Interaction of halide and pseudohalide lons with the triplet state of 1-nitronaphthalene. Effect of acidity: a flash photolysis study

Abstract

The interaction of halide, pseudohalide and hydroxide ions (X–) with the lowest excited triplet state of 1-nitronaphthalene (3NN) has been investigated by laser and conventional flash photolysis. One-electron transfer was demonstrated for CN–, SCN– and OH– ions, and the results for the quenching effect of the inorganic anions examined have been interpreted in terms of one-electron transfer from X– to 3NN. The effect of acidity on the triplet lifetime and on the reactivity of 3NN towards these anions was studied.
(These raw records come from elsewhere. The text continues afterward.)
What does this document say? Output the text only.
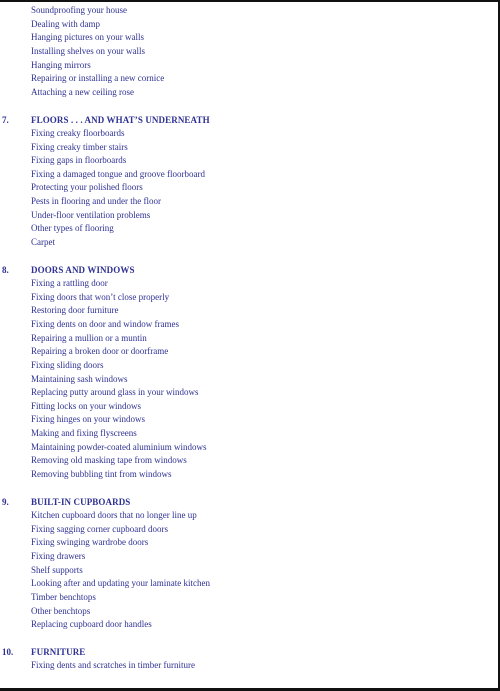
Soundproofing your house
Dealing with damp
Hanging pictures on your walls
Installing shelves on your walls
Hanging mirrors
Repairing or installing a new cornice
Attaching a new ceiling rose
7. FLOORS . . . AND WHAT’S UNDERNEATH
Fixing creaky floorboards
Fixing creaky timber stairs
Fixing gaps in floorboards
Fixing a damaged tongue and groove floorboard
Protecting your polished floors
Pests in flooring and under the floor
Under-floor ventilation problems
Other types of flooring
Carpet
8. DOORS AND WINDOWS
Fixing a rattling door
Fixing doors that won’t close properly
Restoring door furniture
Fixing dents on door and window frames
Repairing a mullion or a muntin
Repairing a broken door or doorframe
Fixing sliding doors
Maintaining sash windows
Replacing putty around glass in your windows
Fitting locks on your windows
Fixing hinges on your windows
Making and fixing flyscreens
Maintaining powder-coated aluminium windows
Removing old masking tape from windows
Removing bubbling tint from windows
9. BUILT-IN CUPBOARDS
Kitchen cupboard doors that no longer line up
Fixing sagging corner cupboard doors
Fixing swinging wardrobe doors
Fixing drawers
Shelf supports
Looking after and updating your laminate kitchen
Timber benchtops
Other benchtops
Replacing cupboard door handles
10. FURNITURE
Fixing dents and scratches in timber furniture
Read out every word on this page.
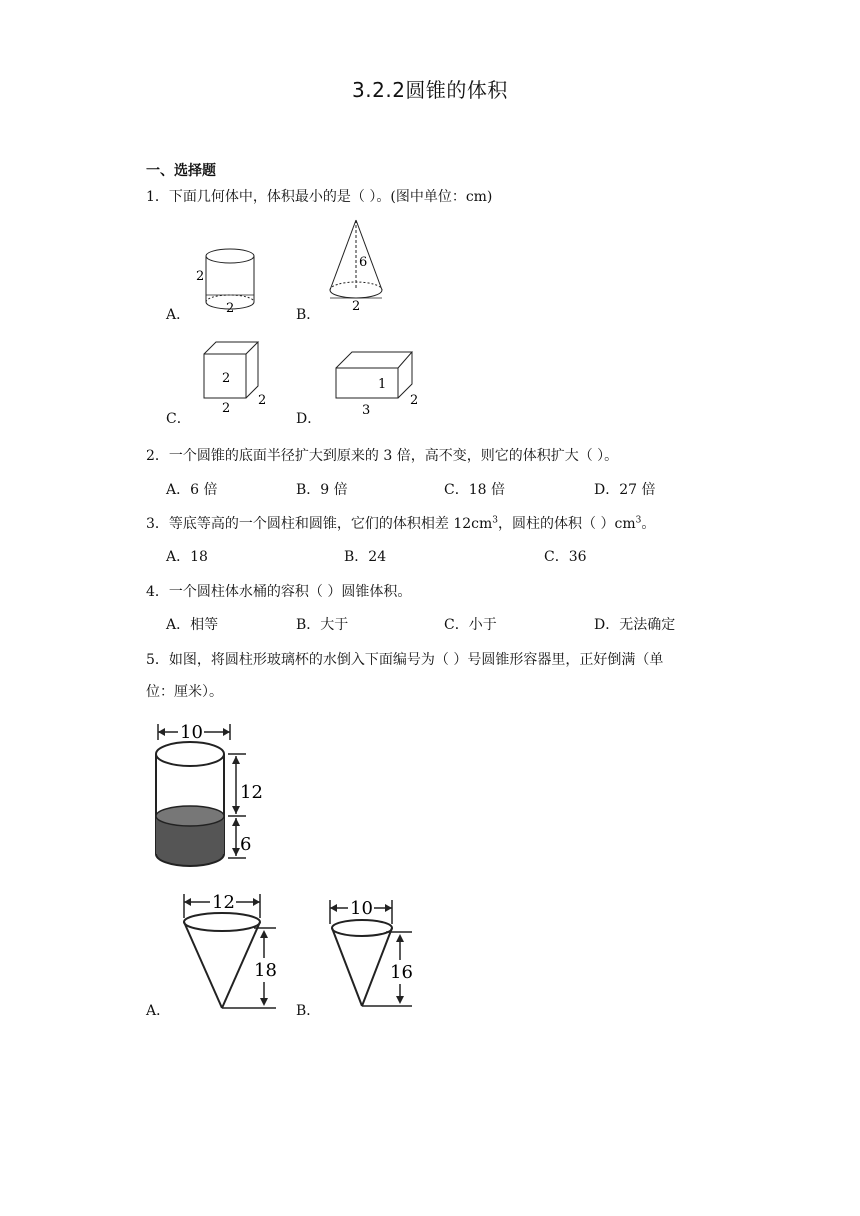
3.2.2圆锥的体积
一、选择题
1．下面几何体中，体积最小的是（ ）。(图中单位：cm)
2
2
6
2
A．	B．
2
2
2
1
3
2
C．	D．
2．一个圆锥的底面半径扩大到原来的 3 倍，高不变，则它的体积扩大（ ）。
A．6 倍	B．9 倍	C．18 倍	D．27 倍
3．等底等高的一个圆柱和圆锥，它们的体积相差 $12cm^3$，圆柱的体积（ ）$cm^3$。
A．18	B．24	C．36
4．一个圆柱体水桶的容积（ ）圆锥体积。
A．相等	B．大于	C．小于	D．无法确定
5．如图，将圆柱形玻璃杯的水倒入下面编号为（ ）号圆锥形容器里，正好倒满（单
位：厘米）。
10
12
6
12
18
10
16
A．	B．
In particular, it was found that CI– ion quenches the triplet state of NN with a second-order rate constant, k2, which at H0≈–2.0 is higher by a factor of 5 × 103 than that measured at neutral pH. The dependence of k2 on the acidity of the medium enabled the pKa of the protonated 3NN to be determined as –0.66 ± 0.02 in 25%(v/v) ethanol–water. A satisfactory correlation of log k2 with the free-energy change, estimated from the electrode potentials of the couples involved, was obtained using the Rehm–Weller empirical free-energy relationship. A ground-state concentration dependence of the lifetime of 3NN was found in acetonitrile, and in aqueous acetonitrile, and the self-quenching suggested to involve one-electron transfer. In 50%(v/v) aqueous ethanol the 1-hydroxyethyl radical, generated in the H-atom abstraction reaction of 3NN with ethanol, was shown to reduce NN by both an outer-sphere and an addition/elimination mechanism.